An important difference in the two study groups is the infecting species. Approximately 90% of the species in this series corresponded to L. (V.) braziliensis unlike Osorio’s series in which 77% of the species identified were L. (V.) panamensis. The difference in the severity of the lesions between the two studies could be explained by the differences in the infecting species or differences in the time until diagnosis.

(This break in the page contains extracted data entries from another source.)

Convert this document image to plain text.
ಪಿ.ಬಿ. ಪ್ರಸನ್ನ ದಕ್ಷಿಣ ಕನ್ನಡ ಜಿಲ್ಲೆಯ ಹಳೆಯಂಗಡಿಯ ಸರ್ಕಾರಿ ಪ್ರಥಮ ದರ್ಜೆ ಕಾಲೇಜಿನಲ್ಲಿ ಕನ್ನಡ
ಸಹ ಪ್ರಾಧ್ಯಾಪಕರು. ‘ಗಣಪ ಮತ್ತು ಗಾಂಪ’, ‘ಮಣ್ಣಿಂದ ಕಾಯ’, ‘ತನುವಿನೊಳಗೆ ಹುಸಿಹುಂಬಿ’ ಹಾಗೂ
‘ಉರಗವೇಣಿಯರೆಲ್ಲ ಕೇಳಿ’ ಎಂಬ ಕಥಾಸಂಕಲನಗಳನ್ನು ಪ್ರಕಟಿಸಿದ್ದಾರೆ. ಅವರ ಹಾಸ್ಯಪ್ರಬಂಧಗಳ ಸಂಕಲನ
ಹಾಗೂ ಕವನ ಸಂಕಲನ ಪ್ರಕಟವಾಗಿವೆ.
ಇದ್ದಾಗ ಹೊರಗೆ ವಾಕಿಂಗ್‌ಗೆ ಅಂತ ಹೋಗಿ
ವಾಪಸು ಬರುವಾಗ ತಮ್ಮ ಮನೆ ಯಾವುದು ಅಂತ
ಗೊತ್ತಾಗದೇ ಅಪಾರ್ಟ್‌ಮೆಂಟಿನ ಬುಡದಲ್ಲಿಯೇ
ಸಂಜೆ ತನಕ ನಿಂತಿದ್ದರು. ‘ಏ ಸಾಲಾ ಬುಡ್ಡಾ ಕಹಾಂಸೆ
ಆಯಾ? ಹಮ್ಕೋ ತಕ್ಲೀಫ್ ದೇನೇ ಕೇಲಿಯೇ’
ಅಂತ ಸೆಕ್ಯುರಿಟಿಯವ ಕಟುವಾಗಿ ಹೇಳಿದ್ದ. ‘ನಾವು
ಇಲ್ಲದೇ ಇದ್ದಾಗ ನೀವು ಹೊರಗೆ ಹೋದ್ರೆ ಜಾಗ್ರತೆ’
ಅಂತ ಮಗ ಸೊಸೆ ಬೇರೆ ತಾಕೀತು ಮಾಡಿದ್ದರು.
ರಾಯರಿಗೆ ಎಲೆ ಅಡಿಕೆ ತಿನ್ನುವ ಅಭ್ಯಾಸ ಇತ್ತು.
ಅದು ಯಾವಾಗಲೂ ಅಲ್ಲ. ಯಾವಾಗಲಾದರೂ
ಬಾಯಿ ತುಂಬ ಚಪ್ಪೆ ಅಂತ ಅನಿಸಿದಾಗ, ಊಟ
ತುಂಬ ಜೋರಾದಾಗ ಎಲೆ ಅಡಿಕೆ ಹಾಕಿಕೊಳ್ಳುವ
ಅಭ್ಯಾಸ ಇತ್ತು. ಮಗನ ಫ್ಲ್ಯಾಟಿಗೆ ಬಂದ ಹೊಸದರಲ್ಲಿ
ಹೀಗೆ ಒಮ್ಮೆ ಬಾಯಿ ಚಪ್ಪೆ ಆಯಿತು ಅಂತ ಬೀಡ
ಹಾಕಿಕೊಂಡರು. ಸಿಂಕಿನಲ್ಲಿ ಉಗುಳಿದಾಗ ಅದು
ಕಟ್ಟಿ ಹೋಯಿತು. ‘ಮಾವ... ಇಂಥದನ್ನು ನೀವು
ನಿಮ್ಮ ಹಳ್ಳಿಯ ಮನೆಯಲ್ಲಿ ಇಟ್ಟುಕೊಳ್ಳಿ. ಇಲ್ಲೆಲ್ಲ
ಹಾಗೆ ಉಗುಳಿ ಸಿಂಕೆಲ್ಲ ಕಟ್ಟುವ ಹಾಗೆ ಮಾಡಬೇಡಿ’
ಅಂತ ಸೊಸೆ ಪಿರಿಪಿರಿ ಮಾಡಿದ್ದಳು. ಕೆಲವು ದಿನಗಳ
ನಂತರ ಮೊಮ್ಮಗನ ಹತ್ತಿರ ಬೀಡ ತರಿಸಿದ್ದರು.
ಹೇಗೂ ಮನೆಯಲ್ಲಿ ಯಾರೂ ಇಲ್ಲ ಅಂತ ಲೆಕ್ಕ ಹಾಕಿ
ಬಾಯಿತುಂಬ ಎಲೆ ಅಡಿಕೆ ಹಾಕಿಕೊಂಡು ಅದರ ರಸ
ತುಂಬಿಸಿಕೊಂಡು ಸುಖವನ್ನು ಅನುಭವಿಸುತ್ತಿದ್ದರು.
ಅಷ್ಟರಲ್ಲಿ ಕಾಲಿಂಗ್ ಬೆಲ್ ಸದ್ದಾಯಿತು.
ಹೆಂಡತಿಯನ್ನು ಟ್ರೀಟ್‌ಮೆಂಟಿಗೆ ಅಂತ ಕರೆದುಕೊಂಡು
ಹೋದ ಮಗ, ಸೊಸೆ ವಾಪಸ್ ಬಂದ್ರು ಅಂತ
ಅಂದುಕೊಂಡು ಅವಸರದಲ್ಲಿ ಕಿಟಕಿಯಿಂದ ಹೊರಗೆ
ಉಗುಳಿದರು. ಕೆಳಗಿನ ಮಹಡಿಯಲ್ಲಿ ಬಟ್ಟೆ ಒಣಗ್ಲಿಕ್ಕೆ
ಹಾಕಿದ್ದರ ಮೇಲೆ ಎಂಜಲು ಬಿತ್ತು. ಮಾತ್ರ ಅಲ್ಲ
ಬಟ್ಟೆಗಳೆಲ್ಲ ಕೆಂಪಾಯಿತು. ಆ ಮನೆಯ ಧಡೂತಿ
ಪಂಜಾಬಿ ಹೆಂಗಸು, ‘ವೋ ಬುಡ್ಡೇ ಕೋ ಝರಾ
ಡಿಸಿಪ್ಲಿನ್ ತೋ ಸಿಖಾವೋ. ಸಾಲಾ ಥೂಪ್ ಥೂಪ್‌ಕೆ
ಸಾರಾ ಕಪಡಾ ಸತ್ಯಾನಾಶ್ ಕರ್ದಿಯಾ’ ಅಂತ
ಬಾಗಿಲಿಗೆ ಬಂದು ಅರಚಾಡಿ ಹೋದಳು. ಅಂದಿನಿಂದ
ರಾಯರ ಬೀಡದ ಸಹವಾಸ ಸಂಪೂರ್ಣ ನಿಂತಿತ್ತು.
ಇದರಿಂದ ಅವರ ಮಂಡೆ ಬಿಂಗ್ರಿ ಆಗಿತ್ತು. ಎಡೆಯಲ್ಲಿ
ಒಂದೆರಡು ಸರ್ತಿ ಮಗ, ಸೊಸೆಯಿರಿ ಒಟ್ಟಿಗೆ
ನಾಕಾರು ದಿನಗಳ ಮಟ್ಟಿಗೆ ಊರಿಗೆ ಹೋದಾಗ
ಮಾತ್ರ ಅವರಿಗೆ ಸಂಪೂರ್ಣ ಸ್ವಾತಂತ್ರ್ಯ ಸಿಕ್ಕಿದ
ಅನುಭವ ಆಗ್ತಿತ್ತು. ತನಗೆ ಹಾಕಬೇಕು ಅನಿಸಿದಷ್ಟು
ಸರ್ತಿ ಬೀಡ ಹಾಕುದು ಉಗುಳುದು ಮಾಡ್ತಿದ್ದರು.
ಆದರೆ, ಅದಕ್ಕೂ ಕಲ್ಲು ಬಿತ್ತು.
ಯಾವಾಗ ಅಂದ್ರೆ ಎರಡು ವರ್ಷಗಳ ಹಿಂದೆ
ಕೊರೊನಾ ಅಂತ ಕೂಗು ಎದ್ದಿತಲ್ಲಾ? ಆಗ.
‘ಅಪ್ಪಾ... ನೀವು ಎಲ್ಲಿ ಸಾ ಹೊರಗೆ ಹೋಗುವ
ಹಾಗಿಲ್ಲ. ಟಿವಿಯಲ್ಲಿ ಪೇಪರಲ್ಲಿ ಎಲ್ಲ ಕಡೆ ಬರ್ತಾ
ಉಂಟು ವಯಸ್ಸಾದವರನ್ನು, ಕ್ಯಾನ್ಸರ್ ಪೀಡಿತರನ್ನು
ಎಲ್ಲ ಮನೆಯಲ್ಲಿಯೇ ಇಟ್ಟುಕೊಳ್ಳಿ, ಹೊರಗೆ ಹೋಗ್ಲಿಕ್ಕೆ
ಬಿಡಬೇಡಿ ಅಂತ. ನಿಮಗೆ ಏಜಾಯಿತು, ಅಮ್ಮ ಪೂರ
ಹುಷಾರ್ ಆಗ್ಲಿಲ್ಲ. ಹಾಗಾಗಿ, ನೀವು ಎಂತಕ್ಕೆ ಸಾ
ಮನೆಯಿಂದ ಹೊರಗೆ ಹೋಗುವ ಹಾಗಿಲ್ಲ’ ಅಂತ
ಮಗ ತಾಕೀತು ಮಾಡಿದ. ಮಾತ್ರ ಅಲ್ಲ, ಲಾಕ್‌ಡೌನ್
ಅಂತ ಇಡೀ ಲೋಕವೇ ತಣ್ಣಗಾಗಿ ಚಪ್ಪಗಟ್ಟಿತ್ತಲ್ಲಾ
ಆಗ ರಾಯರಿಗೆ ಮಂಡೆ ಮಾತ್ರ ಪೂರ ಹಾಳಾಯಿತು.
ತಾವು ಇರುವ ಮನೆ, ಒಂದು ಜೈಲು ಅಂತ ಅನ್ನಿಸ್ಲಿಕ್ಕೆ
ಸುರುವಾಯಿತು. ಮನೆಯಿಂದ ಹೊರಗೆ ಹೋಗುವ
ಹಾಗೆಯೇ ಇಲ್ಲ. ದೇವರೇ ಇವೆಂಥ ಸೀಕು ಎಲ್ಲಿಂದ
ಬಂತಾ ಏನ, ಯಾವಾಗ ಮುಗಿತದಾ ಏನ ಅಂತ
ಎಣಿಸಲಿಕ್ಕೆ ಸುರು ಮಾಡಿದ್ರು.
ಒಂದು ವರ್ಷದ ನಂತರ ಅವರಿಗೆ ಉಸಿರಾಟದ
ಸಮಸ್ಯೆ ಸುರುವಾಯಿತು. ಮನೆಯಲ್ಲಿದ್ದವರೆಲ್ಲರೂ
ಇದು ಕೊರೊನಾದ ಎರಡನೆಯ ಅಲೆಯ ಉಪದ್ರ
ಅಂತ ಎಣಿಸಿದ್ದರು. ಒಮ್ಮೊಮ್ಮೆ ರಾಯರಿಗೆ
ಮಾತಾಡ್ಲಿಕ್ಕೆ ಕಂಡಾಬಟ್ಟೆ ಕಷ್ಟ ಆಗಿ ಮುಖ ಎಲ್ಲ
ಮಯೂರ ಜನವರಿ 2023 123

It is pertinent to ask whether mucosal leishmaniasis patients in Colombia are being diagnosed in a timely manner, whether there are barriers to access the health system, and whether there is a lack of specific training in health professionals about this disease. It is fundamental to strengthen the education of general practitioners in this area to improve the diagnosis in our patients including an adequate mucosal evaluation and a more frequent follow-up in patients with cutaneous leishmaniasis caused mainly by L. (V) braziliensis.
We report the largest series of mucosal leishmaniasis patients in Colombia where the predominant species was L. (V.) braziliensis and one of the cases was caused by L. (L.) amazonensis.